Sulton Umar, Koordinator Aliansi Anak Nelayan Obi bilang, dari hasil aksi yang dilakukan di tiga instansi yang didatangi, mereka berhasil menemui dua perwakilan instansi, yakni dari DKP dan DPM PTSP Provinsi Maluku Utara.
Bersama DPK Provinsi, Aliansi Anak Nelayan Obi membuat nota kesepahaman yang berisi dua poin yang diperlukan untuk menyelesaikan masalah di perairan selat Obi, diantaranya:
1. Dinas kelautan dan perikanan Provinsi Maluku Utara akan melakukan penertiban rumpon dan IUU Fishing di wilayah perairan Halmahera Selatan pada tanggal 14 - 20 juni 2022 bersama nelayan dan Stackeholder terkait.
2. Dinas kelautan dan perikanan Provinsi Maluku Utara akan memberikan pertimbangan teknis terkait pemberhentian sementara aktifitas penangkapan nelayan pajeko di perairan Obi kepada DPM PTSP pertanggal dua sampai lima Juni 2022.
Nota kesepahaman ini ditandatangani oleh Kepala Bidang Perikanan Tangkap, Sugiharsono sebagai perwakilan DPK provinsi, Hamka La Isa, perwakilan nelayan Obi, serta Sulton Umar, koordinator Aliansi Anak Nelayan Obi.
Terkait rumpon, Dinas Perikanan dan Kelautan, serta Dinas Penanaman Modal dan Pelayanan Terpadu Satu Pintu senada terkait perizinan.
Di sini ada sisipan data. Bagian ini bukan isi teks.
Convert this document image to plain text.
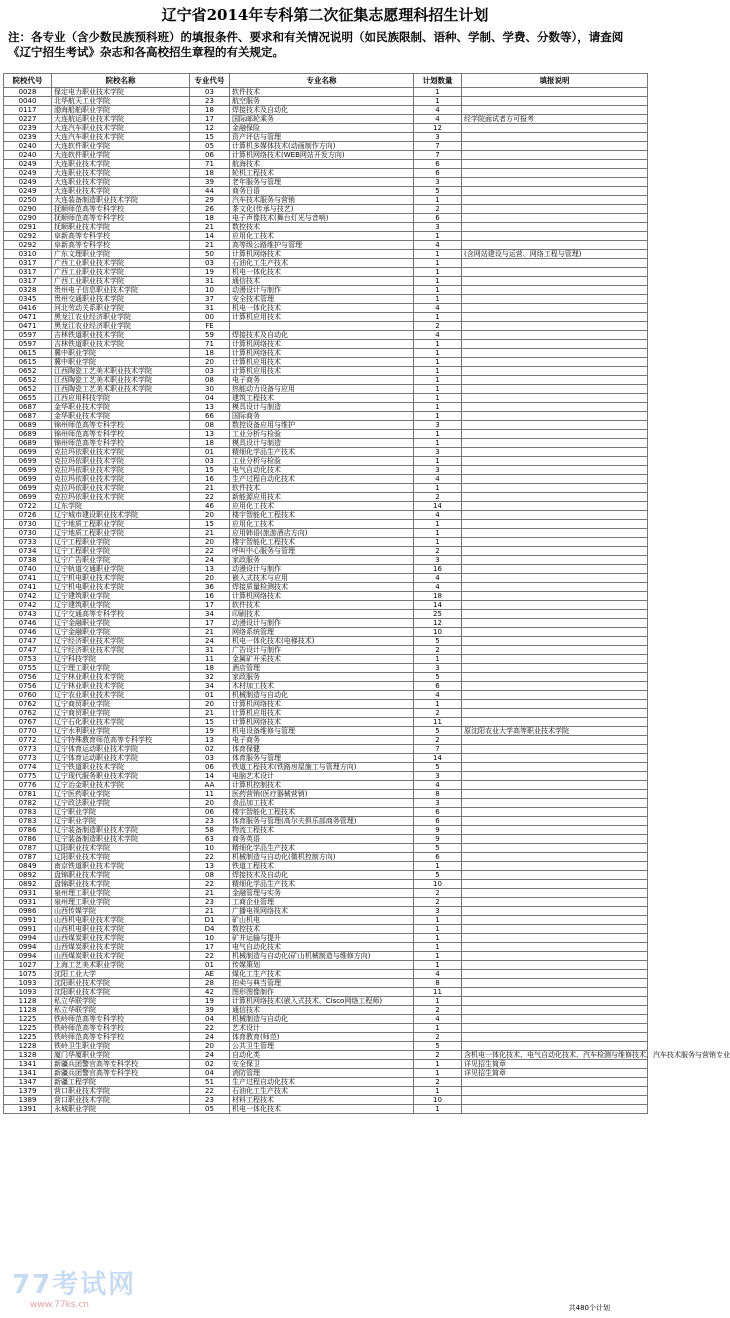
辽宁省2014年专科第二次征集志愿理科招生计划
注：各专业（含少数民族预科班）的填报条件、要求和有关情况说明（如民族限制、语种、学制、学费、分数等），请查阅《辽宁招生考试》杂志和各高校招生章程的有关规定。
院校代号	院校名称	专业代号	专业名称	计划数量	填报说明
0028	保定电力职业技术学院	03	软件技术	1	
0040	北华航天工业学院	23	航空服务	1	
0117	渤海船舶职业学院	18	焊接技术及自动化	4	
0227	大连航运职业技术学院	17	国际邮轮乘务	4	经学院面试者方可报考
0239	大连汽车职业技术学院	12	金融保险	12	
0239	大连汽车职业技术学院	15	资产评估与管理	3	
0240	大连软件职业学院	05	计算机多媒体技术(动画制作方向)	7	
0240	大连软件职业学院	06	计算机网络技术(WEB网站开发方向)	7	
0249	大连职业技术学院	71	航海技术	6	
0249	大连职业技术学院	18	轮机工程技术	6	
0249	大连职业技术学院	39	老年服务与管理	3	
0249	大连职业技术学院	44	商务日语	5	
0250	大连装备制造职业技术学院	29	汽车技术服务与营销	1	
0290	抚顺师范高等专科学校	26	茶文化(传承与技艺)	2	
0290	抚顺师范高等专科学校	18	电子声像技术(舞台灯光与音响)	6	
0291	抚顺职业技术学院	21	数控技术	3	
0292	阜新高等专科学校	14	应用化工技术	1	
0292	阜新高等专科学校	21	高等级公路维护与管理	4	
0310	广东文理职业学院	50	计算机网络技术	1	(含网站建设与运营、网络工程与管理)
0317	广西工业职业技术学院	03	石油化工生产技术	1	
0317	广西工业职业技术学院	19	机电一体化技术	1	
0317	广西工业职业技术学院	31	通信技术	1	
0328	贵州电子信息职业技术学院	10	动漫设计与制作	1	
0345	贵州交通职业技术学院	37	安全技术管理	1	
0416	河北劳动关系职业学院	31	机电一体化技术	4	
0471	黑龙江农业经济职业学院	00	计算机应用技术	1	
0471	黑龙江农业经济职业学院	FE		2	
0597	吉林铁道职业技术学院	59	焊接技术及自动化	4	
0597	吉林铁道职业技术学院	71	计算机网络技术	1	
0615	冀中职业学院	18	计算机网络技术	1	
0615	冀中职业学院	20	计算机应用技术	1	
0652	江西陶瓷工艺美术职业技术学院	03	计算机应用技术	1	
0652	江西陶瓷工艺美术职业技术学院	08	电子商务	1	
0652	江西陶瓷工艺美术职业技术学院	30	热能动力设备与应用	1	
0655	江西应用科技学院	04	建筑工程技术	1	
0687	金华职业技术学院	13	模具设计与制造	1	
0687	金华职业技术学院	66	国际商务	1	
0689	锦州师范高等专科学校	08	数控设备应用与维护	3	
0689	锦州师范高等专科学校	13	工业分析与检验	1	
0689	锦州师范高等专科学校	18	模具设计与制造	1	
0699	克拉玛依职业技术学院	01	精细化学品生产技术	3	
0699	克拉玛依职业技术学院	03	工业分析与检验	1	
0699	克拉玛依职业技术学院	15	电气自动化技术	3	
0699	克拉玛依职业技术学院	16	生产过程自动化技术	4	
0699	克拉玛依职业技术学院	21	软件技术	1	
0699	克拉玛依职业技术学院	22	新能源应用技术	2	
0722	辽东学院	46	应用化工技术	14	
0726	辽宁城市建设职业技术学院	20	楼宇智能化工程技术	4	
0730	辽宁地质工程职业学院	15	应用化工技术	1	
0730	辽宁地质工程职业学院	21	应用韩语(旅游酒店方向)	1	
0733	辽宁工程职业学院	20	楼宇智能化工程技术	1	
0734	辽宁工程职业学院	22	呼叫中心服务与管理	2	
0738	辽宁广告职业学院	24	家政服务	3	
0740	辽宁轨道交通职业学院	13	动漫设计与制作	16	
0741	辽宁机电职业技术学院	20	嵌入式技术与应用	4	
0741	辽宁机电职业技术学院	36	焊接质量检测技术	4	
0742	辽宁建筑职业学院	16	计算机网络技术	18	
0742	辽宁建筑职业学院	17	软件技术	14	
0743	辽宁交通高等专科学校	34	印刷技术	25	
0746	辽宁金融职业学院	17	动漫设计与制作	12	
0746	辽宁金融职业学院	21	网络系统管理	10	
0747	辽宁经济职业技术学院	24	机电一体化技术(电梯技术)	5	
0747	辽宁经济职业技术学院	31	广告设计与制作	2	
0753	辽宁科技学院	11	金属矿开采技术	1	
0755	辽宁理工职业学院	18	酒店管理	3	
0756	辽宁林业职业技术学院	32	家政服务	5	
0756	辽宁林业职业技术学院	34	木材加工技术	6	
0760	辽宁农业职业技术学院	01	机械制造与自动化	4	
0762	辽宁商贸职业学院	20	计算机网络技术	1	
0762	辽宁商贸职业学院	21	计算机应用技术	2	
0767	辽宁石化职业技术学院	15	计算机网络技术	11	
0770	辽宁水利职业学院	19	机电设备维修与管理	5	原沈阳农业大学高等职业技术学院
0772	辽宁特殊教育师范高等专科学校	13	电子商务	2	
0773	辽宁体育运动职业技术学院	02	体育保健	7	
0773	辽宁体育运动职业技术学院	03	体育服务与管理	14	
0774	辽宁铁道职业技术学院	06	铁道工程技术(铁路房屋施工与管理方向)	5	
0775	辽宁现代服务职业技术学院	14	电脑艺术设计	3	
0776	辽宁冶金职业技术学院	AA	计算机控制技术	4	
0781	辽宁医药职业学院	11	医药营销(医疗器械营销)	8	
0782	辽宁政法职业学院	20	食品加工技术	3	
0783	辽宁职业学院	06	楼宇智能化工程技术	6	
0783	辽宁职业学院	23	体育服务与管理(高尔夫俱乐部商务管理)	6	
0786	辽宁装备制造职业技术学院	58	物流工程技术	9	
0786	辽宁装备制造职业技术学院	63	商务英语	9	
0787	辽阳职业技术学院	10	精细化学品生产技术	5	
0787	辽阳职业技术学院	22	机械制造与自动化(微机控制方向)	6	
0849	南京铁道职业技术学院	13	铁道工程技术	1	
0892	盘锦职业技术学院	08	焊接技术及自动化	5	
0892	盘锦职业技术学院	22	精细化学品生产技术	10	
0931	泉州理工职业学院	21	金融管理与实务	2	
0931	泉州理工职业学院	23	工商企业管理	2	
0986	山西传媒学院	21	广播电视网络技术	3	
0991	山西机电职业技术学院	D1	矿山机电	1	
0991	山西机电职业技术学院	D4	数控技术	1	
0994	山西煤炭职业技术学院	10	矿井运输与提升	1	
0994	山西煤炭职业技术学院	17	电气自动化技术	1	
0994	山西煤炭职业技术学院	22	机械制造与自动化(矿山机械制造与维修方向)	1	
1027	上海工艺美术职业学院	01	传媒策划	1	
1075	沈阳工业大学	AE	煤化工生产技术	4	
1093	沈阳职业技术学院	28	拍卖与典当管理	8	
1093	沈阳职业技术学院	42	图形图像制作	11	
1128	私立华联学院	19	计算机网络技术(嵌入式技术、Cisco网络工程师)	1	
1128	私立华联学院	39	通信技术	2	
1225	铁岭师范高等专科学校	04	机械制造与自动化	4	
1225	铁岭师范高等专科学校	22	艺术设计	1	
1225	铁岭师范高等专科学校	24	体育教育(师范)	2	
1228	铁岭卫生职业学院	20	公共卫生管理	5	
1328	厦门华厦职业学院	24	自动化类	2	含机电一体化技术、电气自动化技术、汽车检测与维修技术、汽车技术服务与营销专业
1341	新疆兵团警官高等专科学校	02	安全保卫	1	详见招生简章
1341	新疆兵团警官高等专科学校	04	消防管理	1	详见招生简章
1347	新疆工程学院	51	生产过程自动化技术	2	
1379	营口职业技术学院	22	石油化工生产技术	1	
1389	营口职业技术学院	23	材料工程技术	10	
1391	永城职业学院	05	机电一体化技术	1	
77考试网
www.77ks.cn	共480个计划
Sejak tahun 2018 sampai saat ini, mereka tidak pernah merekomendasikan permohonan izin untuk pemasangan rumpon dan tidak pernah mengeluarkan izin pemasangan rumpon.
“Mereka sendiri menyatakan rumpon yang ada di sana keseluruhannya ilegal, sehingga mereka berjanji sekira tanggal 14-20 Juni akan melakukan penertiban bersama-sama dengan nelayan. Ini yang kami tunggu,” ketus Sulton.
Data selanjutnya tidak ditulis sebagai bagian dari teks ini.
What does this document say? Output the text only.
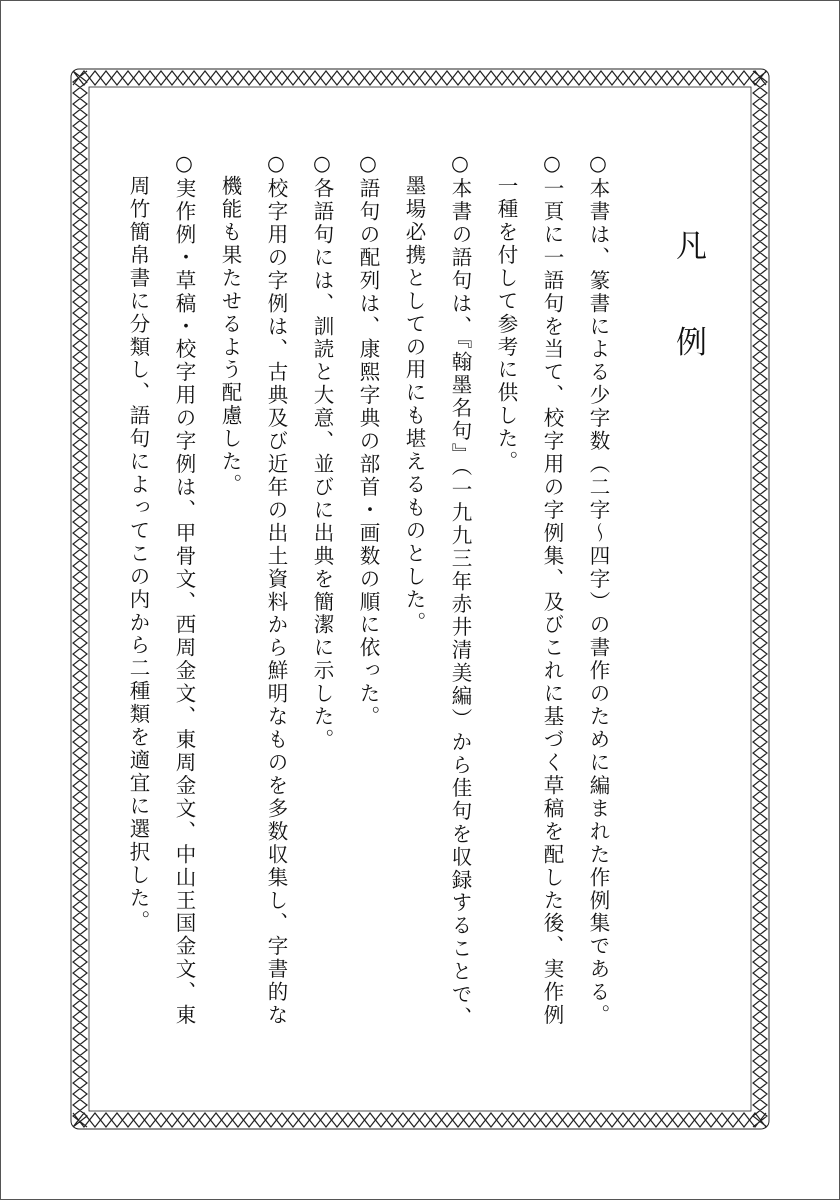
凡 例

○本書は、篆書による少字数（二字〜四字）の書作のために編まれた作例集である。

○一頁に一語句を当て、校字用の字例集、及びこれに基づく草稿を配した後、実作例

一種を付して参考に供した。

○本書の語句は、『翰墨名句』（一九九三年赤井清美編）から佳句を収録することで、

墨場必携としての用にも堪えるものとした。

○語句の配列は、康熙字典の部首・画数の順に依った。

○各語句には、訓読と大意、並びに出典を簡潔に示した。

○校字用の字例は、古典及び近年の出土資料から鮮明なものを多数収集し、字書的な

機能も果たせるよう配慮した。

○実作例・草稿・校字用の字例は、甲骨文、西周金文、東周金文、中山王国金文、東

周竹簡帛書に分類し、語句によってこの内から二種類を適宜に選択した。
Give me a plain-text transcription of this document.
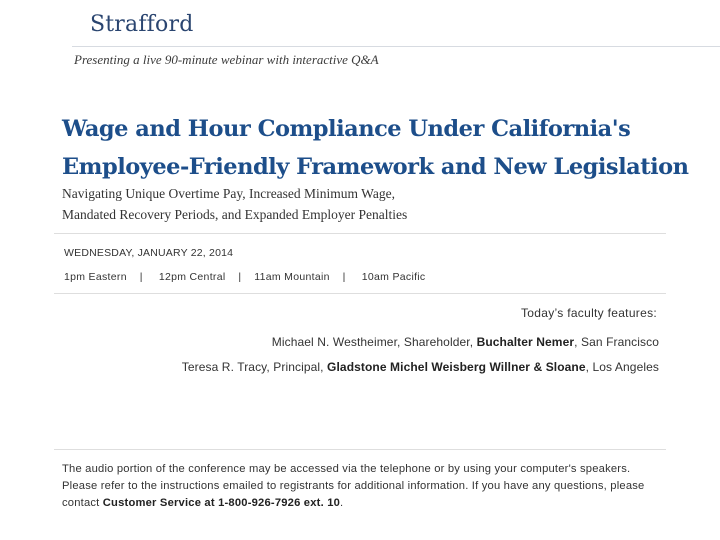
Strafford
Presenting a live 90-minute webinar with interactive Q&A
Wage and Hour Compliance Under California's
Employee-Friendly Framework and New Legislation
Navigating Unique Overtime Pay, Increased Minimum Wage,
Mandated Recovery Periods, and Expanded Employer Penalties
WEDNESDAY, JANUARY 22, 2014
1pm Eastern | 12pm Central | 11am Mountain | 10am Pacific
Today’s faculty features:
Michael N. Westheimer, Shareholder, Buchalter Nemer, San Francisco
Teresa R. Tracy, Principal, Gladstone Michel Weisberg Willner & Sloane, Los Angeles
The audio portion of the conference may be accessed via the telephone or by using your computer's speakers. Please refer to the instructions emailed to registrants for additional information. If you have any questions, please contact Customer Service at 1-800-926-7926 ext. 10.
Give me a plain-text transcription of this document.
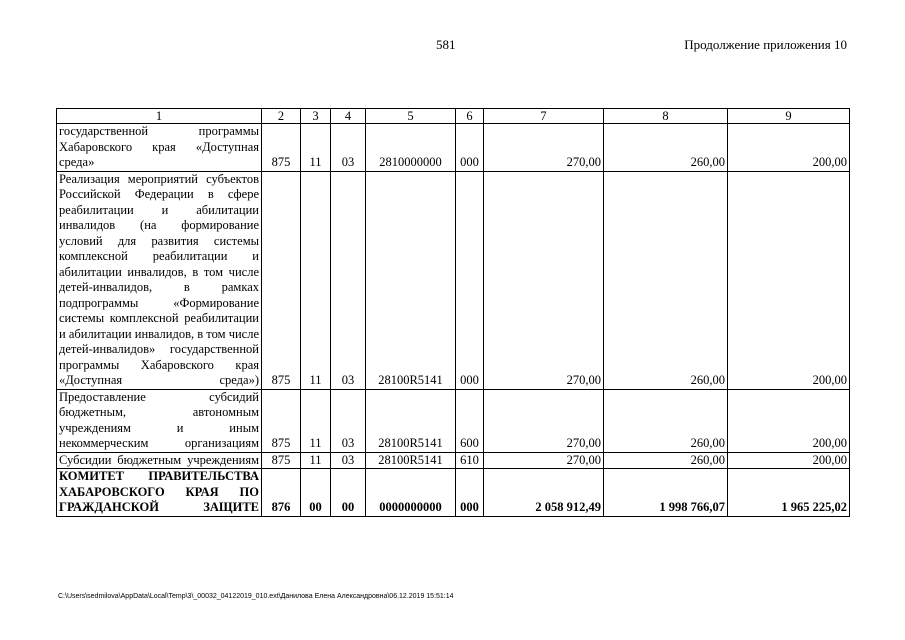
581	Продолжение приложения 10
1	2	3	4	5	6	7	8	9
государственной программы Хабаровского края «Доступная среда»	875	11	03	2810000000	000	270,00	260,00	200,00
Реализация мероприятий субъектов Российской Федерации в сфере реабилитации и абилитации инвалидов (на формирование условий для развития системы комплексной реабилитации и абилитации инвалидов, в том числе детей-инвалидов, в рамках подпрограммы «Формирование системы комплексной реабилитации и абилитации инвалидов, в том числе детей-инвалидов» государственной программы Хабаровского края «Доступная среда»)	875	11	03	28100R5141	000	270,00	260,00	200,00
Предоставление субсидий бюджетным, автономным учреждениям и иным некоммерческим организациям	875	11	03	28100R5141	600	270,00	260,00	200,00
Субсидии бюджетным учреждениям	875	11	03	28100R5141	610	270,00	260,00	200,00
КОМИТЕТ ПРАВИТЕЛЬСТВА ХАБАРОВСКОГО КРАЯ ПО ГРАЖДАНСКОЙ ЗАЩИТЕ	876	00	00	0000000000	000	2 058 912,49	1 998 766,07	1 965 225,02
C:\Users\sedmilova\AppData\Local\Temp\3\_00032_04122019_010.ext\Даниловa Елена Александровна\06.12.2019 15:51:14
Menindaklanjuti nota kesepahaman itu, Dinas Kelautan dan Perikanan mengeluarkan surat dengan nomor 523/261DKP/2022 kepada Dinas Penanaman Modal dan PTSP Provinsi Malut terkait pertimbangan teknis pelaksanaan pemberhantian sementara operasi rumpon dan alat tangkap purseine (Pajeko).
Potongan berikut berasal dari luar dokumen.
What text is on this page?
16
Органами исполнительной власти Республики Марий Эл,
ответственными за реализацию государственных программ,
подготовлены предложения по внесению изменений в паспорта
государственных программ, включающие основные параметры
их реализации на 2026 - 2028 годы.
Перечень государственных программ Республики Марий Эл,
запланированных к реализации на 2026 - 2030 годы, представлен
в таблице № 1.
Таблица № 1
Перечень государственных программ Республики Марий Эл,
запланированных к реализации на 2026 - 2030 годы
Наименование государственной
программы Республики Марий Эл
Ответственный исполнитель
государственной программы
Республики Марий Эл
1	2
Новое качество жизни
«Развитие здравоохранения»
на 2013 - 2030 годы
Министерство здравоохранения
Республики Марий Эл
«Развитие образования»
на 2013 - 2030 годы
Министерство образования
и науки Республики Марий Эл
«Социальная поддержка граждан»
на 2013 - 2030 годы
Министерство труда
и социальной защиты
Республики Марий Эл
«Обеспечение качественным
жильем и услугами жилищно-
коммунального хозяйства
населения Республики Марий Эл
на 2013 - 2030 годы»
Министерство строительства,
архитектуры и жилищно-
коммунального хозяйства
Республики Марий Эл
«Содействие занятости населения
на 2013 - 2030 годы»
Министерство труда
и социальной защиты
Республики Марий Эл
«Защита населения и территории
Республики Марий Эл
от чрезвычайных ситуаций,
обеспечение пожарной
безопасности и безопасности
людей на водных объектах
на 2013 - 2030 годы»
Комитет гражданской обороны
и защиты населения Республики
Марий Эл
Bambang Hermawan, Kepala Dinas DPM PTSP telah merespon surat DKP provinsi. Melalui surat edaran nomor: 523.42/303/DPMPTSP/2022, melakukan pembekuan sementara izin dari armada tangkap yang menggunakan Purse seine (pajeko) dan rumpon yang beroperasi di perairan selat Obi. Hal ini untuk menghindari konflik antar nelayan Obi, pemilik kapal pajeko dan pemilik rumpon.
Untuk itu, Hamka yang mewakili nelayan Halsel menyerukan semua pihak agar dapat membantu mereka mengawal semua kesepakatan dengan pemerintah daerah provinsi agar dapat terealisasi.
“Satu hal yang perlu dicatat, mau tidak mau kami akan bertindak tegas jika semua kesepakatan sampai dengan deadline waktu yang ditentukan oleh pemerintah itu tidak terlaksana. Maka kami akan mengambil langkah dan cara kami sendiri berjuang menghadapi pelaku-pelaku ilegal fishing yang ada di perairan selat Obi,” terang ayah empat anak itu.